The Timberline Base was really deserted when I was up there this morning; there was just one other car in the lot, and the skin track had already picked up three inches of new snow since the last person had used it. I guess filling in the skin track doesn’t take too long when it’s snowing at an inch or two per hour, but it was still surprising. The accumulations I found from this storm so far were 9-10” at 1,500’ at the Timberline Base and about 12-13” at 2,500’ at the Timberline Summit. That pounding snowfall probably did bump up that upper number a bit, even over the course of just a half hour ascent.
The trip down Intro was fun, since the initial snow’s hefty density meant great coverage even in spots that might typically get scoured a bit by the wind. Below the Timberline Mid Station, I opted for Twice as Nice, because the only skier traffic I could see there was the vestiges of one old track. Boy did the mountain get a resurfacing though – you had to really try hard to find the old subsurface, and for the most part, it’s now just a distant memory. Winter Storm Maya has definitely been a shot in the arm for the snow conditions so far though, and there’s plenty of snow still to come. The 3 to 4 inches of fluff on top of the denser snow definitely set the skiing right-side-up this morning, so turns are looking really nice for the foreseeable future.
Today the family headed to Brandon Gap for some backcountry skiing. Dylan’s friend Ivan is visiting, and he joined us as well for his very first backcountry skiing experience. He doesn’t actually have any backcountry ski gear, but we were able to set him up with some Alpine Trekkers and a pair of Erica’s older skins that fit his skis almost perfectly.
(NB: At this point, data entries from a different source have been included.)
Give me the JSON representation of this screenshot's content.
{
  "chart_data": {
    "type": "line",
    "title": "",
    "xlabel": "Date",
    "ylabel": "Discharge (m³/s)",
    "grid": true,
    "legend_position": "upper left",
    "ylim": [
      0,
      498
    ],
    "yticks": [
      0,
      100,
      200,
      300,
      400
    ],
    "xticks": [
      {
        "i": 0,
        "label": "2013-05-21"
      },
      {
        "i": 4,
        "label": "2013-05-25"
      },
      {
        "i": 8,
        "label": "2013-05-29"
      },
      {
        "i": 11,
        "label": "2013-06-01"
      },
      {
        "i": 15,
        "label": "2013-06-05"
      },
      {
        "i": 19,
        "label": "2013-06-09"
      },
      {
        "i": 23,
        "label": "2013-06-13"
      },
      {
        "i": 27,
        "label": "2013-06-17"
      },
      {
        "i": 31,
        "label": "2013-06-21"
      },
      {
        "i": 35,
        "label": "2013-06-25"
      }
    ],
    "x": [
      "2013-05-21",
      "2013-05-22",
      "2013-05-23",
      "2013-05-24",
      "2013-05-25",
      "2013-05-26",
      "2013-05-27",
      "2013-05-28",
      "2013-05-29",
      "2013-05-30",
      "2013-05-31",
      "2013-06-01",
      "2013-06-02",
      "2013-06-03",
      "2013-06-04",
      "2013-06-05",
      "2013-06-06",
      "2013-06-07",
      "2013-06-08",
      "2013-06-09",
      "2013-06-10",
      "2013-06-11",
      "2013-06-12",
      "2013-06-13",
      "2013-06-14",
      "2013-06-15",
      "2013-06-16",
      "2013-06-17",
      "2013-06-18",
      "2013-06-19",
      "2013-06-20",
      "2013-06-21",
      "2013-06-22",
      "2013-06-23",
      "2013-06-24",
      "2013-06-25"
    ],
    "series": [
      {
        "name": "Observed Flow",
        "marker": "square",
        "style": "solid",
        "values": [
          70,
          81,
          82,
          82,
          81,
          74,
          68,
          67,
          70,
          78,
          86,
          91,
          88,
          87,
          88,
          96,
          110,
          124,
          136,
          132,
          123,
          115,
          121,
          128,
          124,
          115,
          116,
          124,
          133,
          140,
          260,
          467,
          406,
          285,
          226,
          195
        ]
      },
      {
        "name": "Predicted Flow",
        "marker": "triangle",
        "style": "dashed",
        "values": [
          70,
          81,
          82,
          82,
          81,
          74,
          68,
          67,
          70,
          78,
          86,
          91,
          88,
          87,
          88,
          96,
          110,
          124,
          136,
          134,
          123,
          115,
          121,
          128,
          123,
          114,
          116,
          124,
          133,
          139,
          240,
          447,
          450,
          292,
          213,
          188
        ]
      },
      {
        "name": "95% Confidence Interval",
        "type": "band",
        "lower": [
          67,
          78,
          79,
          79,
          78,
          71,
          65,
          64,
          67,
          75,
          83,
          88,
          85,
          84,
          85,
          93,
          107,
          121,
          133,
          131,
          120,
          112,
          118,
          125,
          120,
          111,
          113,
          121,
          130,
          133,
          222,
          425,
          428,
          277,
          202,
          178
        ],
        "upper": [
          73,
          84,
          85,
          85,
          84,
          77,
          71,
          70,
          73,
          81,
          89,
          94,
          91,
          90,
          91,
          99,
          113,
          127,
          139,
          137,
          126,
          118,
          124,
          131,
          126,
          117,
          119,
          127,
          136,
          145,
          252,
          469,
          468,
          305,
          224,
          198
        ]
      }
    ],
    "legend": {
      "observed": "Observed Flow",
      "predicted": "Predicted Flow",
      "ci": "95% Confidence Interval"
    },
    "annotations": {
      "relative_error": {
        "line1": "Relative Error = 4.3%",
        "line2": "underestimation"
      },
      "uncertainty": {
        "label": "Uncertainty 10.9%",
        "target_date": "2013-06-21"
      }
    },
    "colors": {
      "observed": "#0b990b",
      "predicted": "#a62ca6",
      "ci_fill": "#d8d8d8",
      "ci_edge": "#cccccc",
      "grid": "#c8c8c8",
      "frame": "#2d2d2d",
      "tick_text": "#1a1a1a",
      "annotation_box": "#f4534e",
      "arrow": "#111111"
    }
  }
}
We also had the advantage of nicely warning temperatures today, so we waited until the afternoon, and arrived at the Bear Brook Bowl Access and Trailhead on Vermont Route 73 to cloudy skies and temperatures around 20 F.
There are multiple trail pods at Brandon Gap, but for this tour I chose to stick with the same No Name Backcountry Area that I’d visited last March. It’s an efficient touring area that heads right up from the parking lot with almost zero approach, and I didn’t expect we’d have too many curves thrown at us since I had a good idea of the lay of the land.
“The powder we found was beautifully light and dry, and generally 12 to 24 inches in depth, with the highest reading I obtained at 26 inches.”
The skin track was well established as usual, and in this case it was almost a bit too well packed because there was some occasional slipping on the steeper pitches. We quickly found that all you had to do was slide a bit to the left or right into the untracked snow and you’d find sufficient purchase. Ivan had to get used to using the Alpine Trekkers, but by the end of the ascent he was really getting it down. There had been about a dozen other vehicles in the parking area, but we only saw one other group out in the No Name pod.
For our descent we headed far to the skier’s left, father than I’d traversed on my previous visit, and we got to ski one of the leftmost glades that had perhaps three or four previous tracks. The terrain is generally in the 2,000’ to 3,000’ elevation range or so, and the snowpack is quite prodigious. It was too deep for me to easily estimate based on any pole measurements, but there really aren’t any deficiencies and everything you could possibly want to be covered certainly is. The powder we found was beautifully light and dry, and generally 12 to 24 inches in depth, with the highest reading I obtained at 26 inches. The composition of the subsurface was pretty inconsequential because you just weren’t having to get anywhere near it, but from what we could tell it didn’t seem overly crusty. Temperatures stayed very comfortable, and the skies were just cloudy until about midafternoon when it started to snow in association the new small system that’s coming into the area.
We stopped off in the Mad River Valley for some Mad Taco on the way home, and business appeared to be booming based on how packed it was. I’m sure resorts throughout the state were loaded with visitors today thanks to the great conditions and moderate temperatures.